No entanto, os resultados obtidos por Leinhardt e Knutson (2002) geram uma controvérsia na importância das Conexões pessoais para a aprendizagem, pois dentre as suas cinco categorias de conversação analisadas, a Síntese pessoal (que se aproxima da nossa Conexão com a vida pessoal) apresentou uma correlação negativa com outras três: Síntese, Análise e Explicação. Ou seja, nos resultados desses autores, quanto mais um grupo conversa sobre sua conexão pessoal com o objeto menos eles realizam Síntese, Análise e Explicação, que por sua vez são muito valorizadas nos processos de aprendizagem.
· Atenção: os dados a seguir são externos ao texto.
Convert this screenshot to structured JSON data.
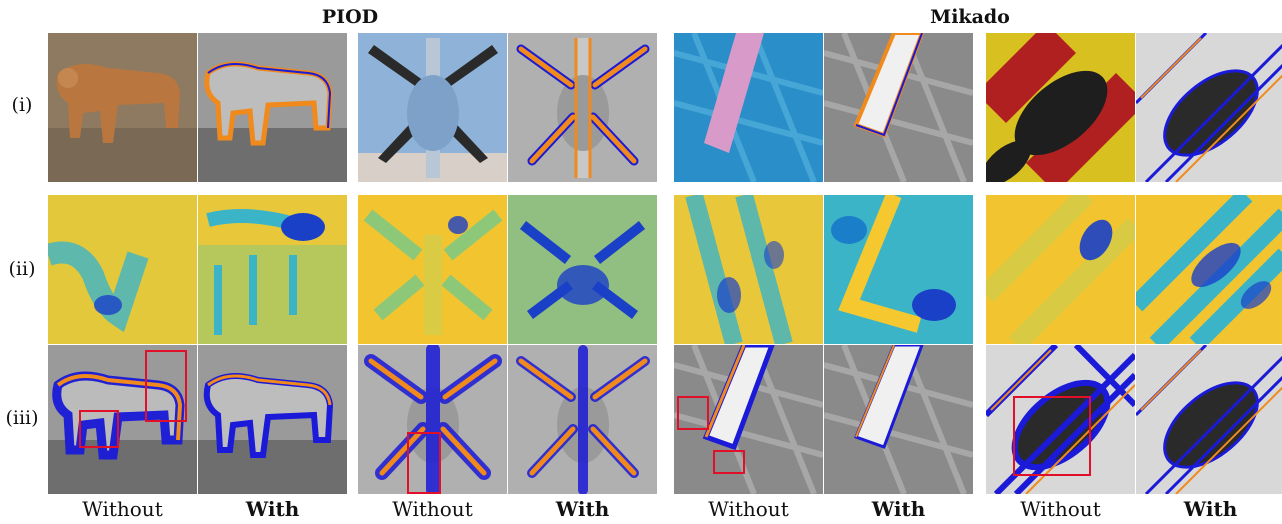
{
  "headers": {
    "left": "PIOD",
    "right": "Mikado"
  },
  "row_labels": [
    "(i)",
    "(ii)",
    "(iii)"
  ],
  "captions": [
    "Without",
    "With",
    "Without",
    "With",
    "Without",
    "With",
    "Without",
    "With"
  ],
  "caption_bold": [
    false,
    true,
    false,
    true,
    false,
    true,
    false,
    true
  ],
  "colors": {
    "boundary_orange": "#f08a1c",
    "boundary_blue": "#1a1ad8",
    "highlight_box": "#e0102a",
    "heat_low": "#1a40c8",
    "heat_mid": "#3cb4c8",
    "heat_high": "#f5c830"
  }
}
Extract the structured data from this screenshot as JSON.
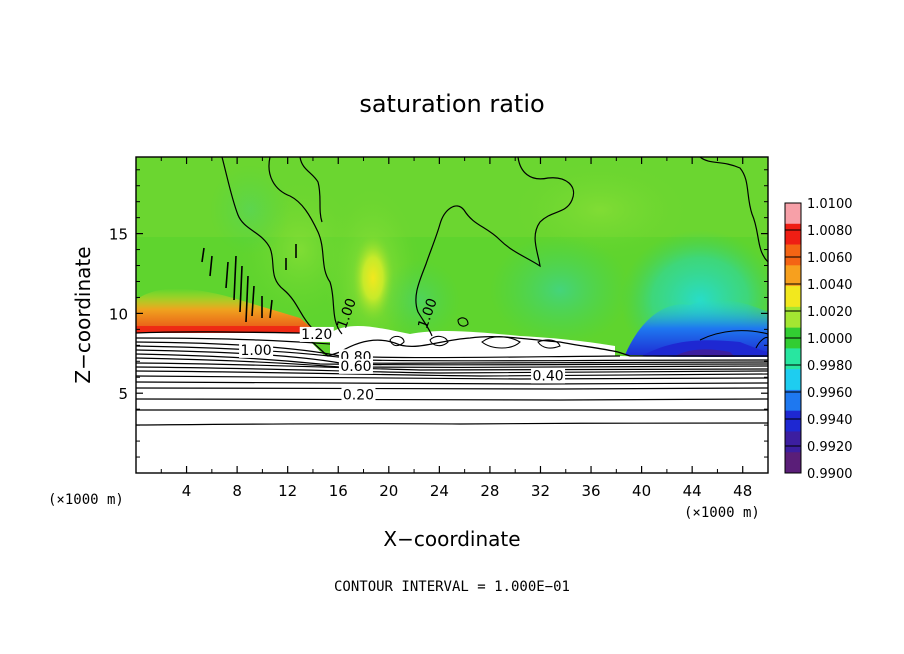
{
  "chart_data": {
    "type": "heatmap",
    "title": "saturation ratio",
    "xlabel": "X−coordinate",
    "ylabel": "Z−coordinate",
    "x_unit_left": "(×1000 m)",
    "x_unit_right": "(×1000 m)",
    "xlim": [
      0,
      50
    ],
    "ylim": [
      0,
      19.8
    ],
    "x_ticks": [
      4,
      8,
      12,
      16,
      20,
      24,
      28,
      32,
      36,
      40,
      44,
      48
    ],
    "y_ticks": [
      5,
      10,
      15
    ],
    "footer": "CONTOUR INTERVAL = 1.000E−01",
    "colorbar": {
      "min": 0.99,
      "max": 1.01,
      "labels": [
        "1.0100",
        "1.0080",
        "1.0060",
        "1.0040",
        "1.0020",
        "1.0000",
        "0.9980",
        "0.9960",
        "0.9940",
        "0.9920",
        "0.9900"
      ],
      "colors": [
        "#f7a0a8",
        "#ef1e14",
        "#f46414",
        "#f7a01e",
        "#f2e81e",
        "#a4e632",
        "#32cd32",
        "#28e6a0",
        "#1ecdf0",
        "#1e78f0",
        "#1e28d2",
        "#3c1ea0",
        "#5a1e78"
      ]
    },
    "contour_labels": [
      {
        "text": "1.20",
        "x": 14.3,
        "y": 8.4
      },
      {
        "text": "1.00",
        "x": 9.5,
        "y": 7.4
      },
      {
        "text": "0.80",
        "x": 17.4,
        "y": 7.0
      },
      {
        "text": "0.60",
        "x": 17.4,
        "y": 6.4
      },
      {
        "text": "0.40",
        "x": 32.6,
        "y": 5.8
      },
      {
        "text": "0.20",
        "x": 17.6,
        "y": 4.6
      },
      {
        "text": "1.00",
        "x": 23.4,
        "y": 9.9
      },
      {
        "text": "1.00",
        "x": 17.0,
        "y": 9.9
      }
    ],
    "contours": [
      {
        "level": 0.2,
        "z": 4.6
      },
      {
        "level": 0.4,
        "z": 5.8
      },
      {
        "level": 0.6,
        "z": 6.4
      },
      {
        "level": 0.8,
        "z": 7.0
      },
      {
        "level": 1.0,
        "z": 7.4
      }
    ]
  }
}
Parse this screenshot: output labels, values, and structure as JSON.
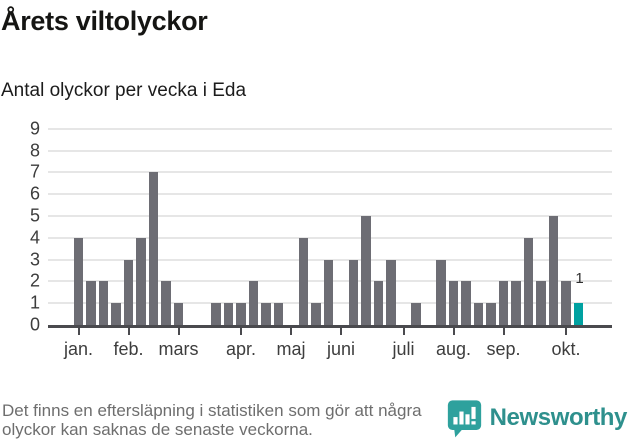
{
  "header": {
    "title": "Årets viltolyckor",
    "subtitle": "Antal olyckor per vecka i Eda"
  },
  "chart_data": {
    "type": "bar",
    "title": "Årets viltolyckor",
    "subtitle": "Antal olyckor per vecka i Eda",
    "x_unit": "week",
    "values": [
      4,
      2,
      2,
      1,
      3,
      4,
      7,
      2,
      1,
      0,
      0,
      1,
      1,
      1,
      2,
      1,
      1,
      0,
      4,
      1,
      3,
      0,
      3,
      5,
      2,
      3,
      0,
      1,
      0,
      3,
      2,
      2,
      1,
      1,
      2,
      2,
      4,
      2,
      5,
      2,
      1
    ],
    "highlight_last": true,
    "highlight_label": "1",
    "ylim": [
      0,
      9
    ],
    "yticks": [
      0,
      1,
      2,
      3,
      4,
      5,
      6,
      7,
      8,
      9
    ],
    "grid": "horizontal",
    "month_ticks": [
      {
        "label": "jan.",
        "week": 1
      },
      {
        "label": "feb.",
        "week": 5
      },
      {
        "label": "mars",
        "week": 9
      },
      {
        "label": "apr.",
        "week": 14
      },
      {
        "label": "maj",
        "week": 18
      },
      {
        "label": "juni",
        "week": 22
      },
      {
        "label": "juli",
        "week": 27
      },
      {
        "label": "aug.",
        "week": 31
      },
      {
        "label": "sep.",
        "week": 35
      },
      {
        "label": "okt.",
        "week": 40
      }
    ],
    "colors": {
      "bar": "#6d6d74",
      "highlight": "#00a1a1",
      "grid": "#e6e6e6",
      "axis": "#4a4a4e"
    }
  },
  "footer": {
    "note": "Det finns en eftersläpning i statistiken som gör att några\nolyckor kan saknas de senaste veckorna.",
    "brand": "Newsworthy"
  }
}
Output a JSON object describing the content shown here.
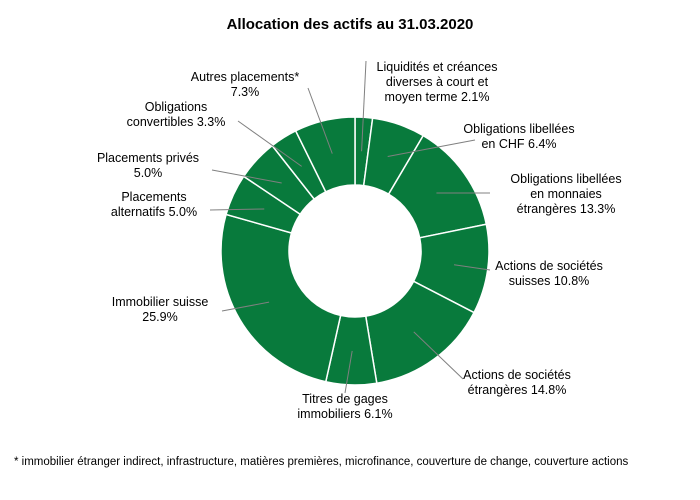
{
  "chart_data": {
    "type": "pie",
    "variant": "donut",
    "title": "Allocation des actifs au 31.03.2020",
    "unit": "%",
    "slice_color": "#087a3c",
    "slices": [
      {
        "label_lines": [
          "Liquidités et créances",
          "diverses à court et",
          "moyen terme 2.1%"
        ],
        "name": "Liquidités et créances diverses à court et moyen terme",
        "value": 2.1
      },
      {
        "label_lines": [
          "Obligations libellées",
          "en CHF 6.4%"
        ],
        "name": "Obligations libellées en CHF",
        "value": 6.4
      },
      {
        "label_lines": [
          "Obligations libellées",
          "en monnaies",
          "étrangères 13.3%"
        ],
        "name": "Obligations libellées en monnaies étrangères",
        "value": 13.3
      },
      {
        "label_lines": [
          "Actions de sociétés",
          "suisses 10.8%"
        ],
        "name": "Actions de sociétés suisses",
        "value": 10.8
      },
      {
        "label_lines": [
          "Actions de sociétés",
          "étrangères 14.8%"
        ],
        "name": "Actions de sociétés étrangères",
        "value": 14.8
      },
      {
        "label_lines": [
          "Titres de gages",
          "immobiliers 6.1%"
        ],
        "name": "Titres de gages immobiliers",
        "value": 6.1
      },
      {
        "label_lines": [
          "Immobilier suisse",
          "25.9%"
        ],
        "name": "Immobilier suisse",
        "value": 25.9
      },
      {
        "label_lines": [
          "Placements",
          "alternatifs 5.0%"
        ],
        "name": "Placements alternatifs",
        "value": 5.0
      },
      {
        "label_lines": [
          "Placements privés",
          "5.0%"
        ],
        "name": "Placements privés",
        "value": 5.0
      },
      {
        "label_lines": [
          "Obligations",
          "convertibles 3.3%"
        ],
        "name": "Obligations convertibles",
        "value": 3.3
      },
      {
        "label_lines": [
          "Autres placements*",
          "7.3%"
        ],
        "name": "Autres placements",
        "value": 7.3
      }
    ],
    "footnote": "* immobilier étranger indirect, infrastructure, matières premières, microfinance, couverture de change, couverture actions"
  }
}
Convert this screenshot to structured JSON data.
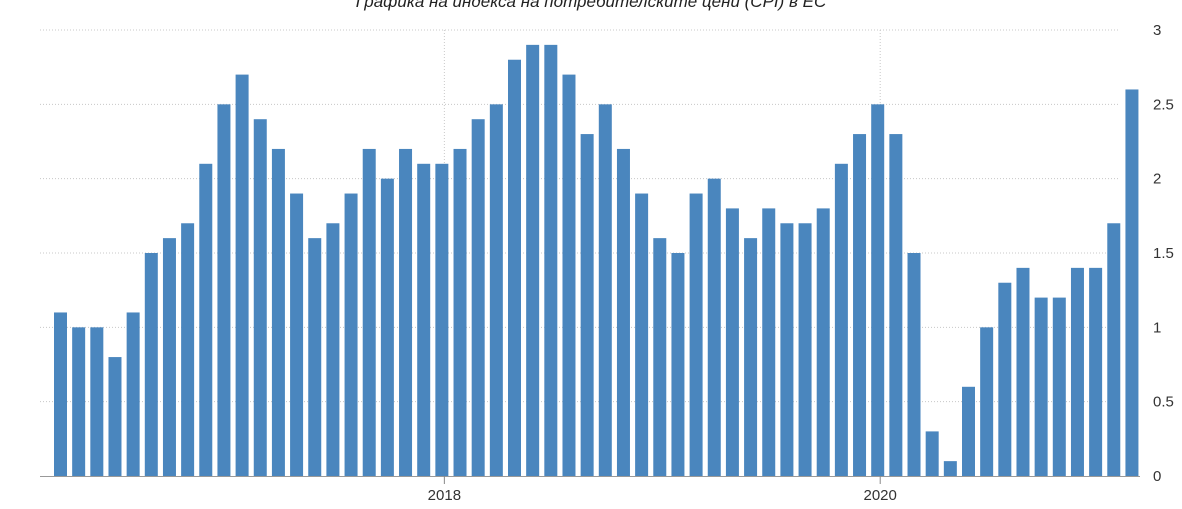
{
  "chart_data": {
    "type": "bar",
    "title": "Графика на индекса на потребителските цени (CPI) в ЕС",
    "xlabel": "",
    "ylabel": "",
    "ylim": [
      0,
      3
    ],
    "y_ticks": [
      "0",
      "0.5",
      "1",
      "1.5",
      "2",
      "2.5",
      "3"
    ],
    "x_tick_labels": [
      {
        "label": "2018",
        "at_index": 21
      },
      {
        "label": "2020",
        "at_index": 45
      }
    ],
    "grid": "horizontal dotted lines, vertical dotted lines at labeled years",
    "y_axis_side": "right",
    "legend": "none",
    "bar_color": "#4a86be",
    "values": [
      1.1,
      1.0,
      1.0,
      0.8,
      1.1,
      1.5,
      1.6,
      1.7,
      2.1,
      2.5,
      2.7,
      2.4,
      2.2,
      1.9,
      1.6,
      1.7,
      1.9,
      2.2,
      2.0,
      2.2,
      2.1,
      2.1,
      2.2,
      2.4,
      2.5,
      2.8,
      2.9,
      2.9,
      2.7,
      2.3,
      2.5,
      2.2,
      1.9,
      1.6,
      1.5,
      1.9,
      2.0,
      1.8,
      1.6,
      1.8,
      1.7,
      1.7,
      1.8,
      2.1,
      2.3,
      2.5,
      2.3,
      1.5,
      0.3,
      0.1,
      0.6,
      1.0,
      1.3,
      1.4,
      1.2,
      1.2,
      1.4,
      1.4,
      1.7,
      2.6
    ]
  }
}
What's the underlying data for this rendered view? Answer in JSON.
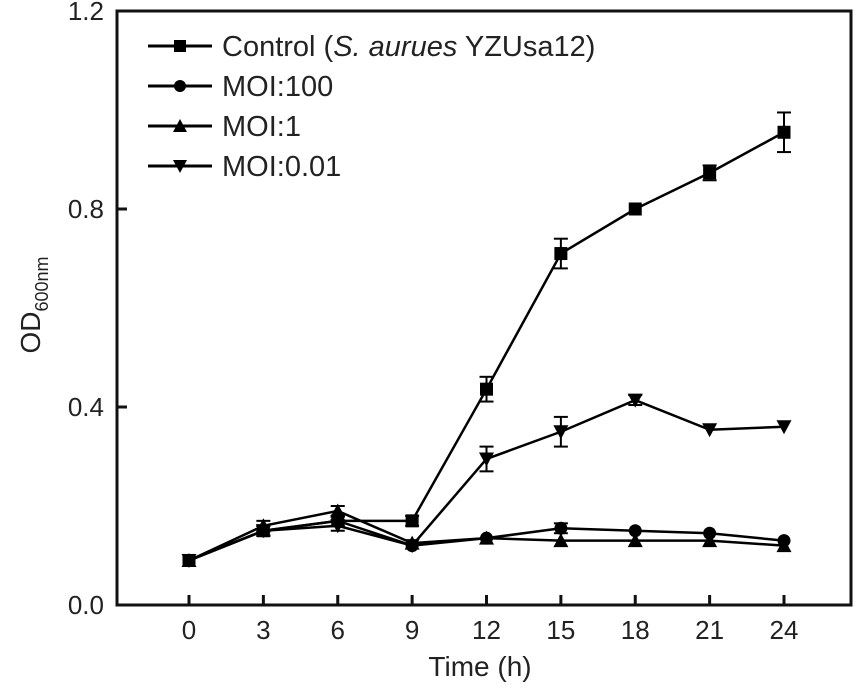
{
  "chart_data": {
    "type": "line",
    "title": "",
    "xlabel": "Time (h)",
    "ylabel": "OD",
    "ylabel_subscript": "600nm",
    "x": [
      0,
      3,
      6,
      9,
      12,
      15,
      18,
      21,
      24
    ],
    "x_ticks": [
      "0",
      "3",
      "6",
      "9",
      "12",
      "15",
      "18",
      "21",
      "24"
    ],
    "y_ticks": [
      "0.0",
      "0.4",
      "0.8",
      "1.2"
    ],
    "y_tick_values": [
      0.0,
      0.4,
      0.8,
      1.2
    ],
    "xlim": [
      -3,
      27
    ],
    "ylim": [
      0,
      1.2
    ],
    "grid": false,
    "legend_position": "top-left",
    "series": [
      {
        "name": "Control (S. aurues YZUsa12)",
        "legend_parts": [
          "Control (",
          "S. aurues",
          " YZUsa12)"
        ],
        "marker": "square",
        "values": [
          0.09,
          0.15,
          0.17,
          0.17,
          0.436,
          0.71,
          0.8,
          0.873,
          0.955
        ],
        "errors": [
          0.005,
          0.01,
          0.01,
          0.01,
          0.025,
          0.03,
          0.005,
          0.015,
          0.04
        ]
      },
      {
        "name": "MOI:100",
        "marker": "circle",
        "values": [
          0.09,
          0.15,
          0.17,
          0.12,
          0.135,
          0.155,
          0.15,
          0.145,
          0.13
        ],
        "errors": [
          0.005,
          0.01,
          0.01,
          0.005,
          0.005,
          0.01,
          0.005,
          0.005,
          0.005
        ]
      },
      {
        "name": "MOI:1",
        "marker": "triangle-up",
        "values": [
          0.09,
          0.16,
          0.19,
          0.125,
          0.135,
          0.13,
          0.13,
          0.13,
          0.12
        ],
        "errors": [
          0.005,
          0.01,
          0.01,
          0.005,
          0.005,
          0.005,
          0.005,
          0.005,
          0.005
        ]
      },
      {
        "name": "MOI:0.01",
        "marker": "triangle-down",
        "values": [
          0.09,
          0.15,
          0.16,
          0.12,
          0.295,
          0.35,
          0.414,
          0.354,
          0.36
        ],
        "errors": [
          0.005,
          0.01,
          0.01,
          0.005,
          0.025,
          0.03,
          0.01,
          0.005,
          0.005
        ]
      }
    ]
  }
}
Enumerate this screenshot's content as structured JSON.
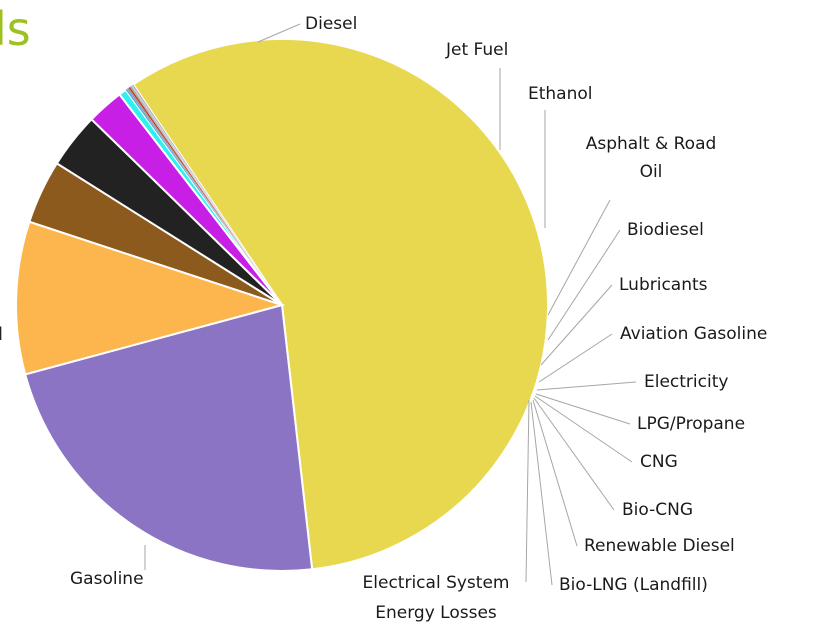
{
  "page": {
    "title_fragment": "ls",
    "left_fragment": "l"
  },
  "chart_data": {
    "type": "pie",
    "title": "",
    "unit": "%",
    "categories": [
      "Gasoline",
      "Diesel",
      "Jet Fuel",
      "Ethanol",
      "Asphalt & Road Oil",
      "Biodiesel",
      "Lubricants",
      "Aviation Gasoline",
      "Electricity",
      "LPG/Propane",
      "CNG",
      "Bio-CNG",
      "Renewable Diesel",
      "Bio-LNG (Landfill)",
      "Electrical System Energy Losses"
    ],
    "values": [
      56.6,
      22.2,
      9.1,
      3.8,
      3.3,
      2.2,
      0.45,
      0.12,
      0.08,
      0.12,
      0.04,
      0.04,
      0.04,
      0.03,
      0.08
    ],
    "colors": [
      "#e8d84f",
      "#8b74c4",
      "#fdb64d",
      "#8b5a1c",
      "#222222",
      "#c81fe6",
      "#2ff0ee",
      "#5aa7e0",
      "#7b7b7b",
      "#c23b22",
      "#3a7d44",
      "#1f5fbf",
      "#d98c5f",
      "#6a5acd",
      "#aaaaaa"
    ],
    "legend": "none",
    "start_angle_deg": -124
  }
}
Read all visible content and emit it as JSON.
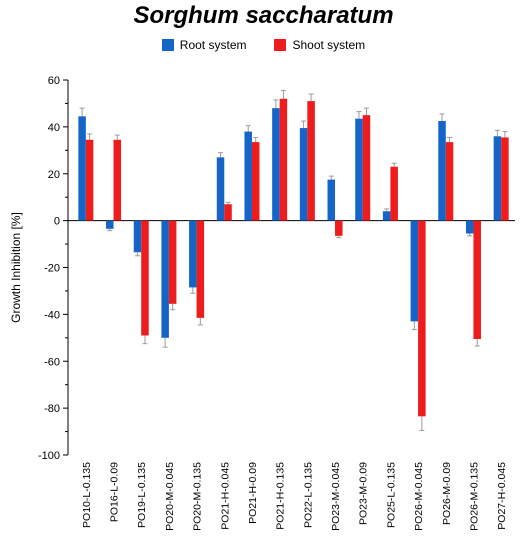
{
  "chart_data": {
    "type": "bar",
    "title": "Sorghum saccharatum",
    "ylabel": "Growth Inhibition [%]",
    "xlabel": "",
    "ylim": [
      -100,
      60
    ],
    "yticks": [
      -100,
      -80,
      -60,
      -40,
      -20,
      0,
      20,
      40,
      60
    ],
    "grid": false,
    "legend_position": "top-center",
    "categories": [
      "PO10-L-0.135",
      "PO16-L-0.09",
      "PO19-L-0.135",
      "PO20-M-0.045",
      "PO20-M-0.135",
      "PO21-H-0.045",
      "PO21-H-0.09",
      "PO21-H-0.135",
      "PO22-L-0.135",
      "PO23-M-0.045",
      "PO23-M-0.09",
      "PO25-L-0.135",
      "PO26-M-0.045",
      "PO26-M-0.09",
      "PO26-M-0.135",
      "PO27-H-0.045"
    ],
    "series": [
      {
        "name": "Root system",
        "color": "#1565c8",
        "values": [
          44.5,
          -3.5,
          -13.5,
          -50,
          -28.5,
          27,
          38,
          48,
          39.5,
          17.5,
          43.5,
          4,
          -43,
          42.5,
          -5.5,
          36
        ],
        "errors": [
          3.5,
          0.8,
          1.5,
          4,
          2.5,
          2,
          2.5,
          3.5,
          3,
          1.5,
          3,
          1,
          3.5,
          3,
          1,
          2.5
        ]
      },
      {
        "name": "Shoot system",
        "color": "#ee1c1c",
        "values": [
          34.5,
          34.5,
          -49,
          -35.5,
          -41.5,
          7,
          33.5,
          52,
          51,
          -6.5,
          45,
          23,
          -83.5,
          33.5,
          -50.5,
          35.5
        ],
        "errors": [
          2.5,
          2,
          3.5,
          2.5,
          3,
          0.8,
          2,
          3.5,
          3,
          0.8,
          3,
          1.5,
          6,
          2,
          3,
          2.5
        ]
      }
    ]
  }
}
Apesar da operação de

Síntese pessoal se correlacionar positivamente com a Medida Geral de Aprendizagem56

56 Essa medida de aprendizagem considera o tempo de engajamento dos visitantes na exposição e o conteúdo

temático – relacionado à exposição - de conversas em uma atividade pós-visita (LEINHARDT; KNUTSON, 2002, p. 170).

, essa correlação, na pesquisa citada, deu-se em um menor nível comparando-a às outras operações.

Contudo, se por um lado as conversas de Conexão com a vida pessoal podem caminhar para um afastamento da exploração do objeto em direção às histórias pessoais, como na pesquisa citada, por outro, o que se observou em nossa investigação foi que por meio das lembranças pessoais as duplas exploraram aspectos do objeto e ainda agregaram temáticas que apesar de não imediatamente presentes na exposição estavam relacionadas aos objetos de forma pertinente, como as questões da alimentação da arara (Sequência 25), ou da relação do organismo taxidermizado com as práticas humanas como no caso sobre o consumo e criação de Cateto (Sequência 45), ou ainda a comercialização ilegal de animais (Sequência 24).

Os objetos de um museu possibilitam conexões com conceitos e áreas de conhecimento, mas também com experiências pessoais dos indivíduos. Os objetos despertam a construção de significados e sentidos, e esses passam pelas conexões afetivas ligadas a percepção e pelas conexões pessoais, que vez ou outra aparecem em formas de narrativas. Os objetos despertam histórias e é a riqueza, o poder e a emoção das histórias que une os objetos com os observadores tornando sua “leitura” agradável (VAN KRAYENOORD; PARIS, 2002).